A string-convertible type with memory footprint equivalent to the C-type "char var[n]" could be defined like this:

struct StrictValueString<Storage: StrictValueType> {

	private var storage = Storage()

	var capacity: Int {
		return MemoryLayout<Storage>.stride
	}
	
	var stringValue: String {
		get {
			return withUnsafeBytes(of: storage) { (rawPtr) in
				return String(cString: rawPtr.baseAddress!.assumingMemoryBound(to: CChar.self))
			}
		}
		set(newValue) {
			assert(newValue.count < capacity, "String value overflow")
			strcpy(&storage, "\(newValue)")
		}
	}
}

ksluder · February 20, 2023, 3:53pm

Your proposed StrictValueType already exists as _Trivial.

henrikdvn · February 20, 2023, 5:03pm

Just tested _Trivial.

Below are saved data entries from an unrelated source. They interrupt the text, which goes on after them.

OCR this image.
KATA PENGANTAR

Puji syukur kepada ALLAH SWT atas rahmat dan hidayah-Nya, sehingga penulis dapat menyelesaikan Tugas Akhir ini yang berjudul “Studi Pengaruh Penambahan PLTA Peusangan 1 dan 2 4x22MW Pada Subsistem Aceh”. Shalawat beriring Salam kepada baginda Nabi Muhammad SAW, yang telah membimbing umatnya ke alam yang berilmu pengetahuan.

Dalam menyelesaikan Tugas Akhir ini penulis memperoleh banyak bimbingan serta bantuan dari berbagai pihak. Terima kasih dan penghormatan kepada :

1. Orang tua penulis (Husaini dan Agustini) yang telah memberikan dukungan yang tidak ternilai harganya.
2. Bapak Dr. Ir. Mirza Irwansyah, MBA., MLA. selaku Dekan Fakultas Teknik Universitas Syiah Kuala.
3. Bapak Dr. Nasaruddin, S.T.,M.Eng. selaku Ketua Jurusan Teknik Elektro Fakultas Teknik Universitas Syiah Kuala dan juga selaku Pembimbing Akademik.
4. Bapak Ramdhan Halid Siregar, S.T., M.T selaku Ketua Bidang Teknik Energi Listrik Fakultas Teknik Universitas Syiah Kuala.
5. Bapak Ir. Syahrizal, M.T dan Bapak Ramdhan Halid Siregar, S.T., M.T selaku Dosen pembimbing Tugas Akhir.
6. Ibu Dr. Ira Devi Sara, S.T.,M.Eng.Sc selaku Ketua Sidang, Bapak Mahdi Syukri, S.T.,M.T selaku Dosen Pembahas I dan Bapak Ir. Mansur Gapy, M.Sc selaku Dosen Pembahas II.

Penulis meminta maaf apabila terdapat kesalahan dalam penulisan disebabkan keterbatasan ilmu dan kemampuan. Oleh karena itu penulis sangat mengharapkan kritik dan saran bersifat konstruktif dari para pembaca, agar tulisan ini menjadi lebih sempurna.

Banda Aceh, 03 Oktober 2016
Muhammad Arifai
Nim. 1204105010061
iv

String and class types were accepted without complaints.

_Trivial is not a protocol. According to the documentation it is a constraint that can be applied within a @_specialize function which "currently acts as a hint to the optimizer".

I guess _Trivial may (in principle) do the job at some point in the future, but a protocol would a better option in my opinion.

Joe_Groff · February 20, 2023, 5:22pm

_Trivial is, as you noted, currently an internal layout constraint that's only used by specialization. But we do plan to expose it as a BitwiseCopyable generic constraint that can be used on generic parameters and protocol requirements soon.

tera · February 20, 2023, 5:24pm

I welcome this proposal. Not sure if the name is the bestest.
Is this the same as "POD" conceptually or will there be some differences between the two?

Let me clarify: this is a pseudo protocol, and the conformances would be automatic, right? No way to opt-in, and perhaps no need to have a way to opt-out either.

I understand that what you outlined is a sketch, a few suggestions though:

A small typo in capacity – should be "size" in the numerator ("stride" in denominator is good).
I'd also change "asserts" to "preconditions" so release builds are checked as well.
The setter in stringValue implementation looks incorrect. Try testing it with emoticons or just non-ascii symbols, etc.

How do you guys use _Trivial? It says "Error: Cannot find type '_Trivial' in scope" for me.

This is not good then.. StrictValueType should neither accept classes nor "structs with classes", nor "structs with structs with classes", etc.

ksluder · February 20, 2023, 5:36pm

What if the class is move-only? Then you can bitwise-copy the struct as long as you destroy the original.

Joe_Groff · February 20, 2023, 5:42pm

I think that question is a good example of why "BitwiseCopyable" or something like it is a more descriptive name than traditional C++ terms like "trivial" or "POD", or other more indirect terms. If a type contains move-only things, the container also can't be copied, so it wouldn't be bitwise copyable.

ksluder · February 20, 2023, 5:44pm

But I can still imagine wanting to bitwise copy a struct with a move-only class reference in it (or a move-only struct with a known-unique class reference) if I were implementing a custom allocator.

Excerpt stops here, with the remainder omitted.